Vibration control for a semi-submersible floating offshore wind turbine with optimal ultra-low frequency electromagnetic tuned inerter-mass dampers

Abstract

The platform of a semi-submersible floating offshore wind turbine is prone to large ultra-low frequency pitch motion in a complex marine environment. To address this problem, this study proposes the application of multiple ultra-low frequency electromagnetic tuned inerter-mass dampers (UF-ETIMDs) inside the offset columns to mitigate the pitch motion of the platform. An UF-ETIMD is achieved by replacing the viscous damping of the classical tuned mass damper (TMD) with an electromagnetic inerter damper in series with a tuning spring, which will tune the inerter's resonant frequency.
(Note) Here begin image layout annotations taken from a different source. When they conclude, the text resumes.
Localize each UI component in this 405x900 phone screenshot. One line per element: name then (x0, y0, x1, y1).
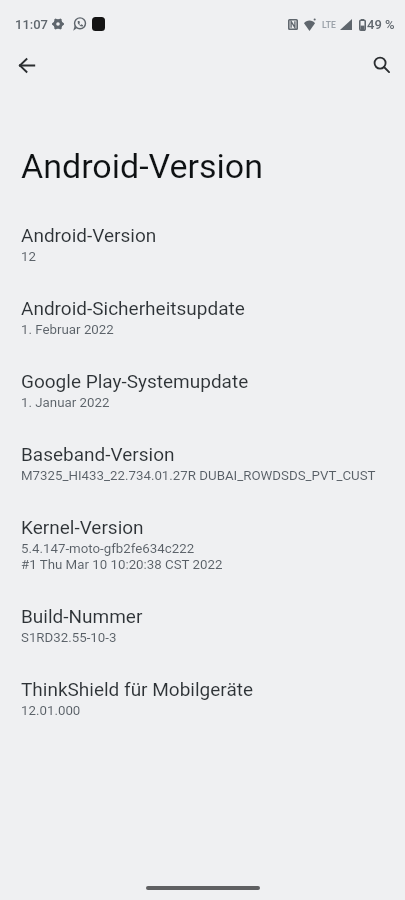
staticText: Build-Nummer (21, 605, 143, 627)
button[interactable]: Google Play-Systemupdate (0, 367, 405, 440)
button[interactable]: Baseband-Version (0, 440, 405, 513)
staticText: 1. Februar 2022 (21, 322, 114, 338)
staticText: Kernel-Version (21, 516, 144, 538)
staticText: Android-Version (21, 146, 264, 186)
button[interactable]: Kernel-Version (0, 513, 405, 602)
staticText: Android-Sicherheitsupdate (21, 297, 245, 319)
button[interactable]: Android-Version (0, 221, 405, 294)
staticText: Baseband-Version (21, 443, 175, 465)
staticText: 49 % (367, 17, 395, 32)
button[interactable]: Back (11, 49, 43, 81)
staticText: M7325_HI433_22.734.01.27R DUBAI_ROWDSDS_… (21, 468, 376, 484)
staticText: Android-Version (21, 224, 157, 246)
staticText: S1RD32.55-10-3 (21, 630, 117, 646)
staticText: LTE (322, 20, 336, 30)
button[interactable]: Search (366, 49, 398, 81)
button[interactable]: Build-Nummer (0, 602, 405, 675)
staticText: 5.4.147-moto-gfb2fe634c222 (21, 541, 195, 557)
staticText: Google Play-Systemupdate (21, 370, 249, 392)
staticText: 12.01.000 (21, 703, 81, 719)
staticText: ThinkShield für Mobilgeräte (21, 678, 254, 700)
button[interactable]: Android-Sicherheitsupdate (0, 294, 405, 367)
staticText: 11:07 (15, 17, 49, 32)
staticText: 12 (21, 249, 36, 265)
button[interactable]: ThinkShield für Mobilgeräte (0, 675, 405, 748)
staticText: 1. Januar 2022 (21, 395, 110, 411)
staticText: #1 Thu Mar 10 10:20:38 CST 2022 (21, 557, 223, 573)
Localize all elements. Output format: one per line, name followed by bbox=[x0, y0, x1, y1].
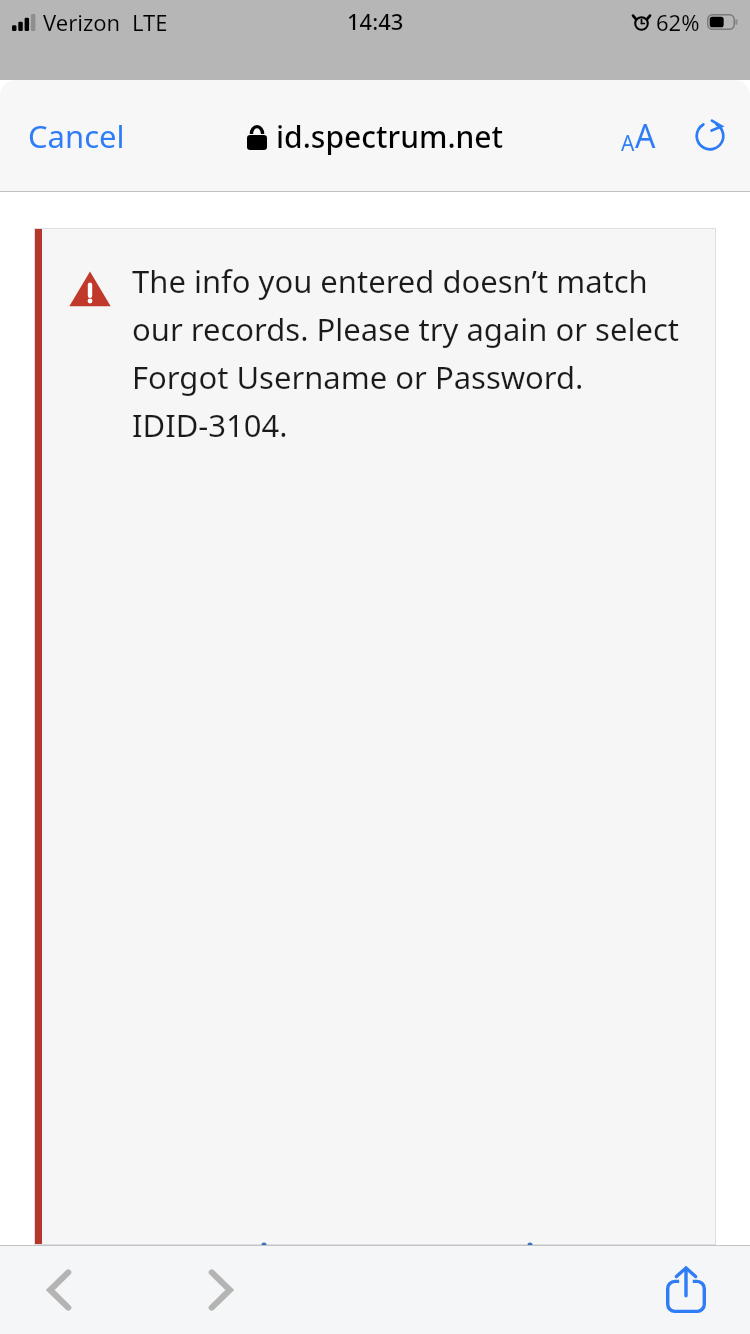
button[interactable]: Text size bbox=[613, 104, 664, 168]
button[interactable]: Forward bbox=[196, 1256, 246, 1324]
staticText: Cancel bbox=[28, 115, 125, 157]
button[interactable]: Cancel bbox=[14, 105, 139, 167]
button[interactable]: Reload bbox=[686, 112, 734, 160]
staticText: Verizon bbox=[43, 7, 121, 37]
staticText: A bbox=[621, 129, 635, 158]
staticText: id.spectrum.net bbox=[276, 116, 504, 157]
staticText: The info you entered doesn’t match our r… bbox=[132, 260, 696, 446]
button[interactable]: Share bbox=[656, 1256, 716, 1324]
staticText: 62% bbox=[656, 7, 700, 37]
staticText: LTE bbox=[132, 7, 168, 37]
staticText: A bbox=[635, 114, 656, 158]
staticText: 14:43 bbox=[347, 6, 404, 36]
button[interactable]: Back bbox=[34, 1256, 84, 1324]
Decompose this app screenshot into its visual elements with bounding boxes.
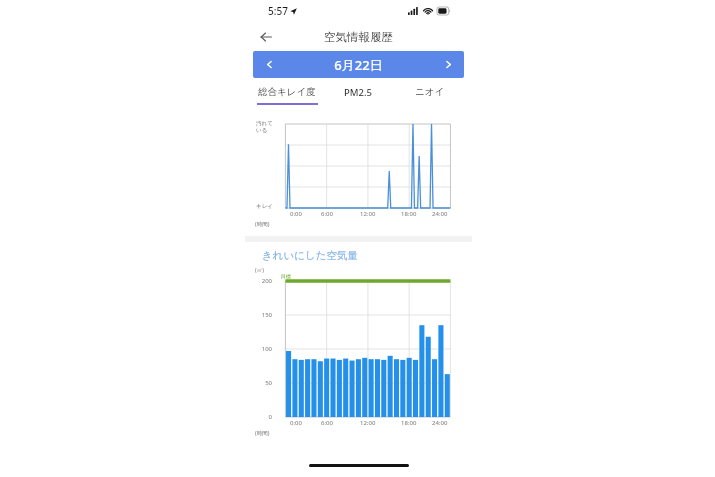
staticText: PM2.5 [344, 86, 372, 99]
button[interactable]: ニオイ [394, 81, 466, 103]
staticText: キレイ [256, 203, 273, 210]
button[interactable]: PM2.5 [322, 81, 394, 103]
staticText: ニオイ [415, 86, 445, 98]
staticText: 12:00 [360, 419, 376, 427]
staticText: 汚れて [256, 120, 273, 127]
staticText: 総合キレイ度 [258, 86, 316, 98]
staticText: (㎥) [255, 266, 264, 274]
button[interactable]: Previous day [253, 51, 285, 78]
staticText: 24:00 [432, 419, 448, 427]
staticText: 24:00 [432, 210, 448, 218]
button[interactable]: 総合キレイ度 [251, 81, 322, 103]
staticText: 0:00 [290, 419, 302, 427]
staticText: 100 [245, 345, 272, 353]
staticText: 12:00 [360, 210, 376, 218]
staticText: 18:00 [401, 419, 417, 427]
staticText: 18:00 [401, 210, 417, 218]
staticText: 0 [245, 413, 272, 421]
button[interactable]: Back [253, 24, 279, 50]
button[interactable]: Next day [432, 51, 464, 78]
staticText: 6:00 [321, 210, 333, 218]
staticText: 5:57 [268, 4, 288, 18]
staticText: (時間) [255, 220, 270, 228]
staticText: 目標 [281, 273, 291, 279]
staticText: いる [256, 127, 268, 134]
staticText: 空気情報履歴 [324, 30, 393, 44]
staticText: 200 [245, 277, 272, 285]
staticText: 0:00 [290, 210, 302, 218]
staticText: 150 [245, 311, 272, 319]
staticText: 6月22日 [285, 56, 432, 74]
staticText: きれいにした空気量 [262, 249, 358, 262]
staticText: (時間) [255, 429, 270, 437]
staticText: 6:00 [321, 419, 333, 427]
staticText: 50 [245, 379, 272, 387]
A constant-force spring is added in parallel with the main spring to neutralize the gravity force of the mass damper that can effectively reduce static elongation of the main spring while tuning the resonant frequency of the mass to ultra-low frequency of the pitch motion. Thus UF-ETIMDs can achieve a double-tuned electromagnetic damping system to enhance the vibration mitigation performance of the platform. The parametric optimization of the UF-ETIMDs is conducted based on the H∞ optimization criteria, whose target is to minimize the peak value of platform pitch in the frequency domain. To analyze the performance of the UF-ETIMD on the semi-submersible FOWT, a 20-degree-of-freedom (DOF) analytical model has been developed for the semi-submersible FOWT coupled with three UF-ETIMDs, retrofittable inside the platform. The performance of the UF-ETIMDs is examined and compared with the classical TMDs under different combinations of wind and wave loadings and in both operational and parked conditions. Results found that UF-ETIMDs can achieve a better performance than TMDs in mitigating the platform pitch of the semi-submersible FOWT. The potential powers in the UF-ETIMDs system that could be converted from vibrations to usable electricity are also examined.